Who stole my time?

sun capturedI didn’t come to Bali to recreate a life of frantic busy-ness. That’s what I left behind, a frazzled, strung out, head spinning schedule that fried me to a snarling crisp! I’ve done well to maintain peace, my cherished sacred idleness, until now.

It changed abruptly after the last trip back to the States, the catalyst that shot me into this altered state. Where did all these friends come from? How did I make so many promises? I didn’t join a new group or link arms with a cause, but maybe there’s a different kind of magic at the four year mark. Maybe until then I was still a tourist, a visitor who may not be committed to the long haul. Perhaps now I emanate a more settled energy that attracts responsibilities like ants to sugar.

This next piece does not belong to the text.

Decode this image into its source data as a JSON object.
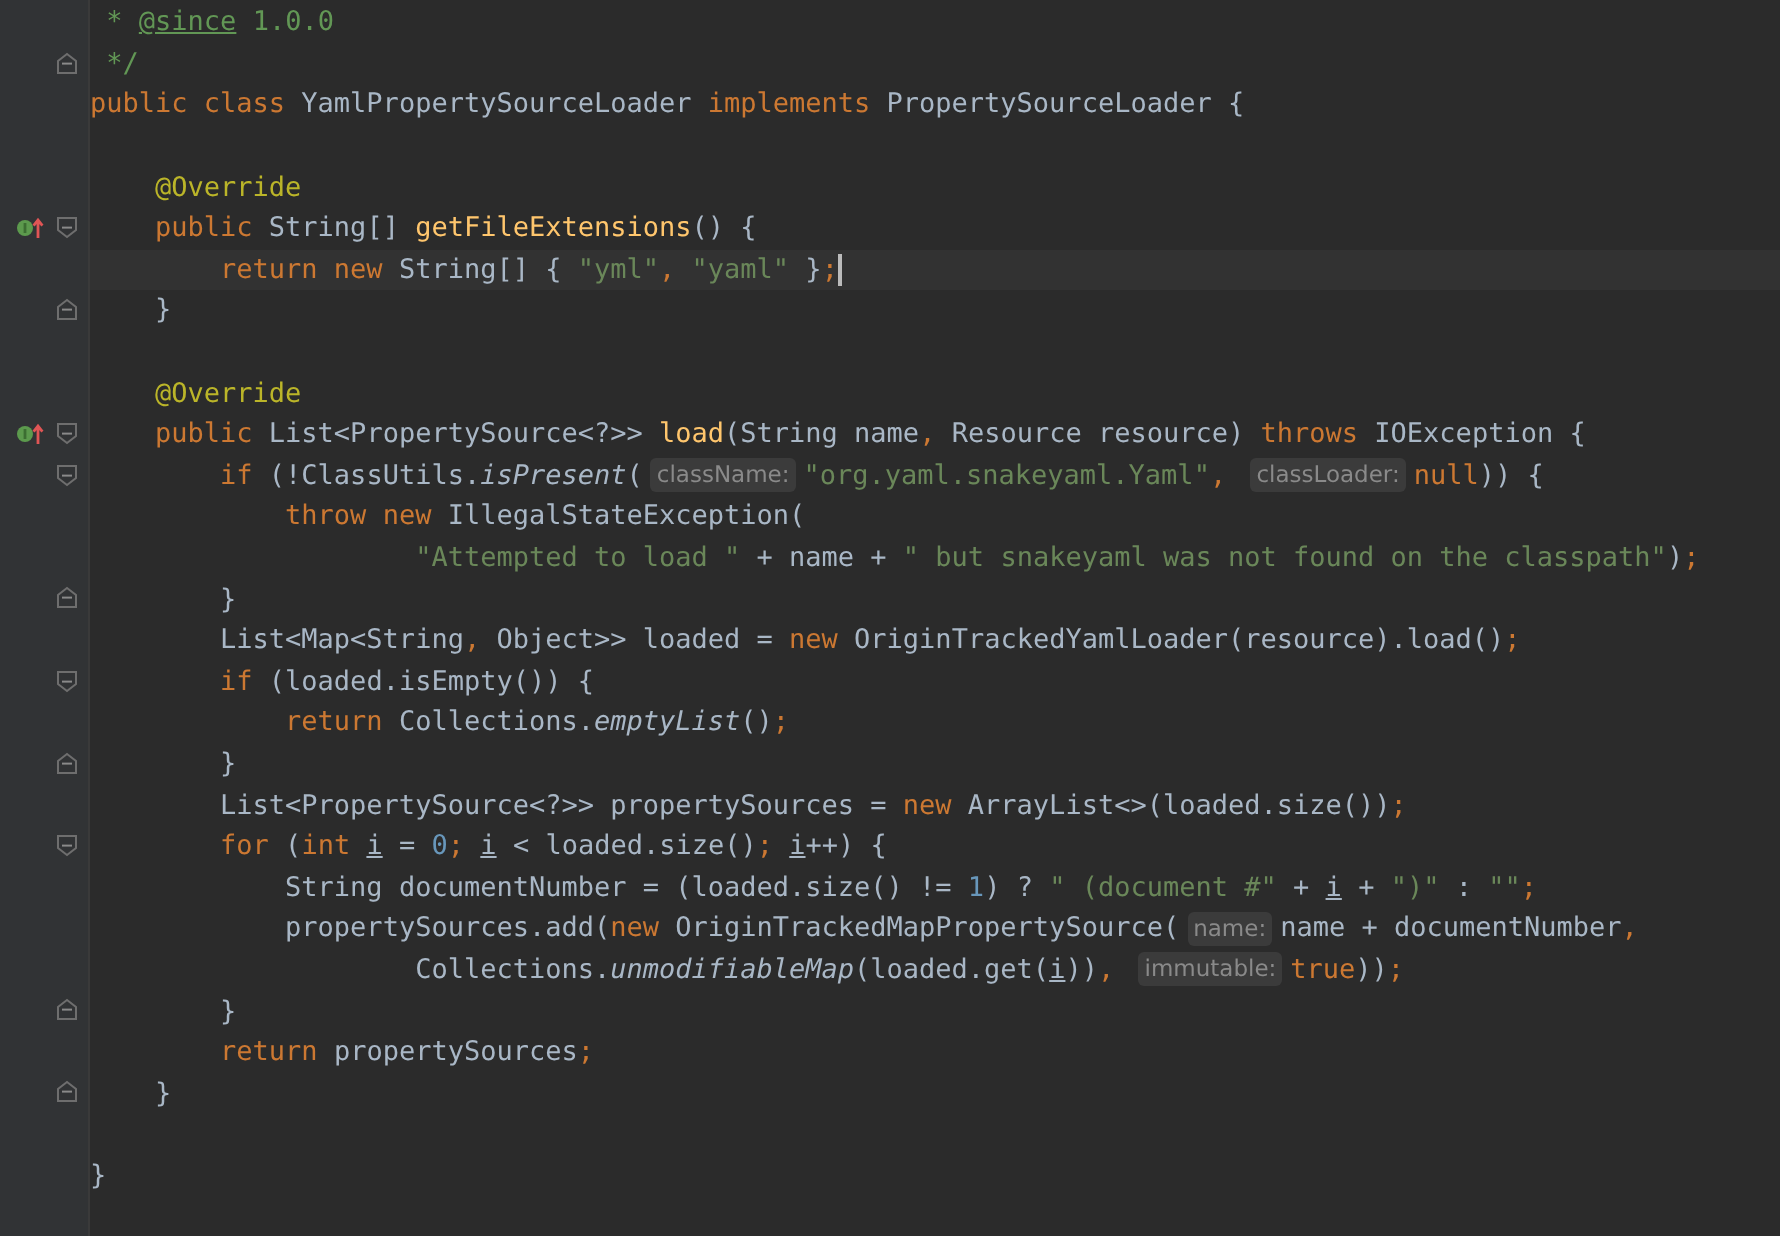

This kind of frenzy used to make me feel alive. I needed the chaos, the structure. Over-commitment was my comfortable familiar. Then I moved to Bali where I knew no one. As years drifted by I’d taken my blissful solitude for granted. I was unaware of the subtle shift slithering in under the radar. The first month I thought, After such and such, things will slow down. The second month came and it was as though I’d hit the accelerator instead of the brake.

I’ve got to get them back, the week-long stretches of unassigned leisure. In my body there’s a gnawing resistance to the calendar squares with writing on them. They’re all activities and people I enjoy but taken together it’s overload. My nervous system is tuned to Bali’s rubber time, a phenomena that defies explanation but cannot be denied. It’s lackadaisical in nature, capricious, and gives the illusion of eternity melting, expanding, turning inside-out and looping back upon itself until there are no days, weeks, months or years, just one long continuum of lifetime after lifetime.

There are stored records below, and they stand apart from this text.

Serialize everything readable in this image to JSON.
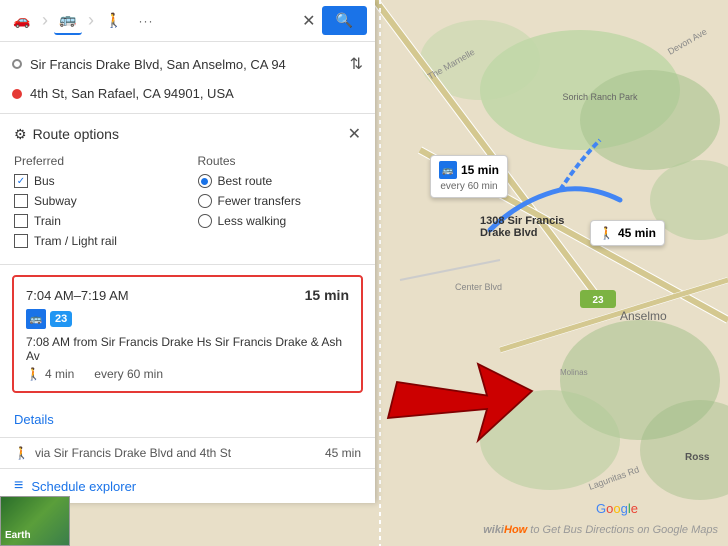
{
  "transport_modes": {
    "car": "🚗",
    "transit": "🚌",
    "train": "🚆",
    "walk": "🚶",
    "more": "···"
  },
  "search_btn_icon": "🔍",
  "close_icon": "✕",
  "origin": "Sir Francis Drake Blvd, San Anselmo, CA 94",
  "destination": "4th St, San Rafael, CA 94901, USA",
  "route_options": {
    "title": "Route options",
    "preferred_header": "Preferred",
    "routes_header": "Routes",
    "preferred": [
      {
        "label": "Bus",
        "checked": true
      },
      {
        "label": "Subway",
        "checked": false
      },
      {
        "label": "Train",
        "checked": false
      },
      {
        "label": "Tram / Light rail",
        "checked": false
      }
    ],
    "routes": [
      {
        "label": "Best route",
        "selected": true
      },
      {
        "label": "Fewer transfers",
        "selected": false
      },
      {
        "label": "Less walking",
        "selected": false
      }
    ]
  },
  "route_card": {
    "time_range": "7:04 AM–7:19 AM",
    "duration": "15 min",
    "route_number": "23",
    "detail": "7:08 AM from Sir Francis Drake Hs Sir Francis Drake & Ash Av",
    "walk_time": "4 min",
    "frequency": "every 60 min"
  },
  "details_link": "Details",
  "walking_route": {
    "prefix": "via Sir Francis Drake Blvd and 4th St",
    "duration": "45 min"
  },
  "schedule_label": "Schedule explorer",
  "earth_label": "Earth",
  "map_bus_info": {
    "time": "15 min",
    "sub": "every 60 min"
  },
  "map_walk_info": {
    "time": "45 min"
  },
  "map_street_label": "1308 Sir Francis\nDrake Blvd",
  "google_label": "Google",
  "wikihow_label": "wikiHow to Get Bus Directions on Google Maps"
}
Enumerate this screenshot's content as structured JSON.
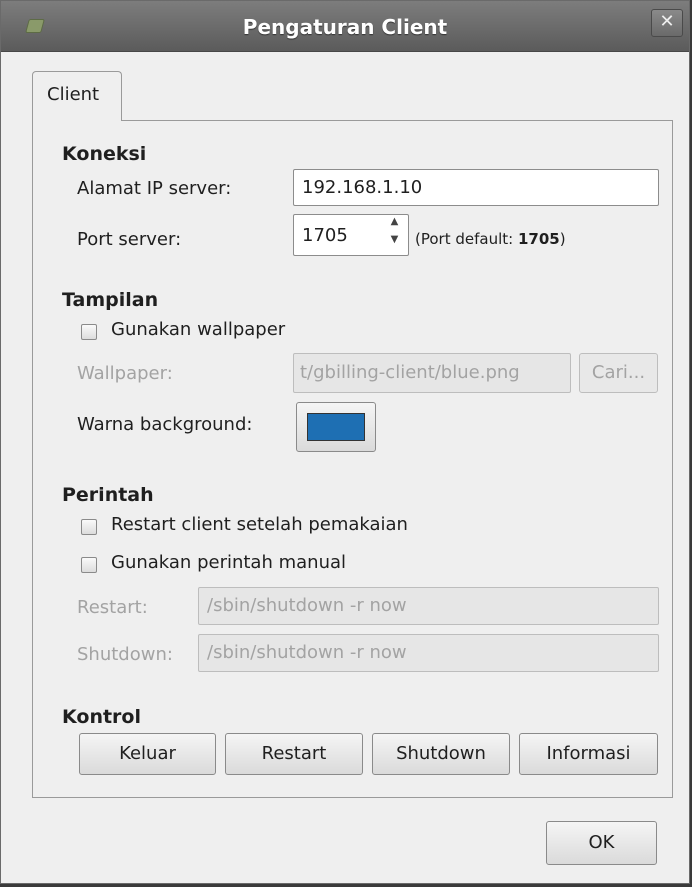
{
  "window": {
    "title": "Pengaturan Client",
    "close_symbol": "✕"
  },
  "tabs": [
    {
      "label": "Client",
      "active": true
    }
  ],
  "koneksi": {
    "heading": "Koneksi",
    "ip_label": "Alamat IP server:",
    "ip_value": "192.168.1.10",
    "port_label": "Port server:",
    "port_value": "1705",
    "port_hint_prefix": "(Port default: ",
    "port_hint_value": "1705",
    "port_hint_suffix": ")"
  },
  "tampilan": {
    "heading": "Tampilan",
    "use_wallpaper_label": "Gunakan wallpaper",
    "use_wallpaper_checked": false,
    "wallpaper_label": "Wallpaper:",
    "wallpaper_value": "t/gbilling-client/blue.png",
    "browse_label": "Cari...",
    "bg_color_label": "Warna background:",
    "bg_color": "#1e6fb3"
  },
  "perintah": {
    "heading": "Perintah",
    "restart_after_label": "Restart client setelah pemakaian",
    "restart_after_checked": false,
    "manual_cmd_label": "Gunakan perintah manual",
    "manual_cmd_checked": false,
    "restart_label": "Restart:",
    "restart_value": "/sbin/shutdown -r now",
    "shutdown_label": "Shutdown:",
    "shutdown_value": "/sbin/shutdown -r now"
  },
  "kontrol": {
    "heading": "Kontrol",
    "buttons": [
      "Keluar",
      "Restart",
      "Shutdown",
      "Informasi"
    ]
  },
  "footer": {
    "ok_label": "OK"
  }
}
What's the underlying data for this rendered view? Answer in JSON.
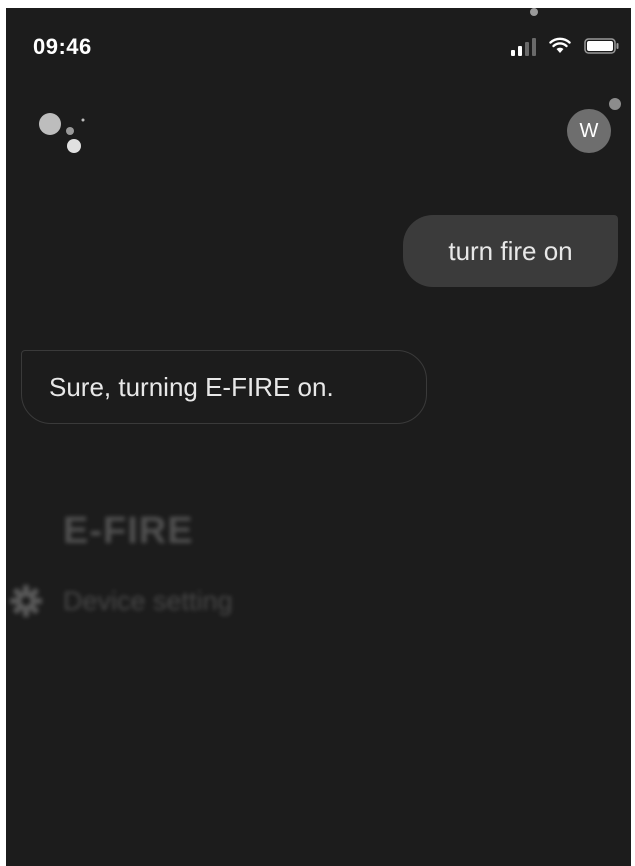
{
  "status_bar": {
    "time": "09:46",
    "signal_icon": "cellular-signal-icon",
    "wifi_icon": "wifi-icon",
    "battery_icon": "battery-icon"
  },
  "header": {
    "assistant_logo": "assistant-dots-icon",
    "avatar_initial": "W"
  },
  "conversation": {
    "user_message": "turn fire on",
    "assistant_message": "Sure, turning E-FIRE on."
  },
  "device_card": {
    "title": "E-FIRE",
    "setting_icon": "gear-icon",
    "setting_label": "Device setting"
  },
  "colors": {
    "background": "#1c1c1c",
    "user_bubble": "#3b3b3b",
    "text": "#e8e8e8",
    "avatar": "#6e6e6e"
  }
}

Without spacious hours to gaze into the distance and think of nothing, confusion sets in and the panic alarm goes off. Why have I fallen back into this? What forces, inner and outer, have propelled me headlong into an old, unwanted behavior?

I don’t know the answer, but the question calls for a serious stint of discovery writing. I want to oust the slumbering ghosts that have awakened and come out to wreak havoc with my peace!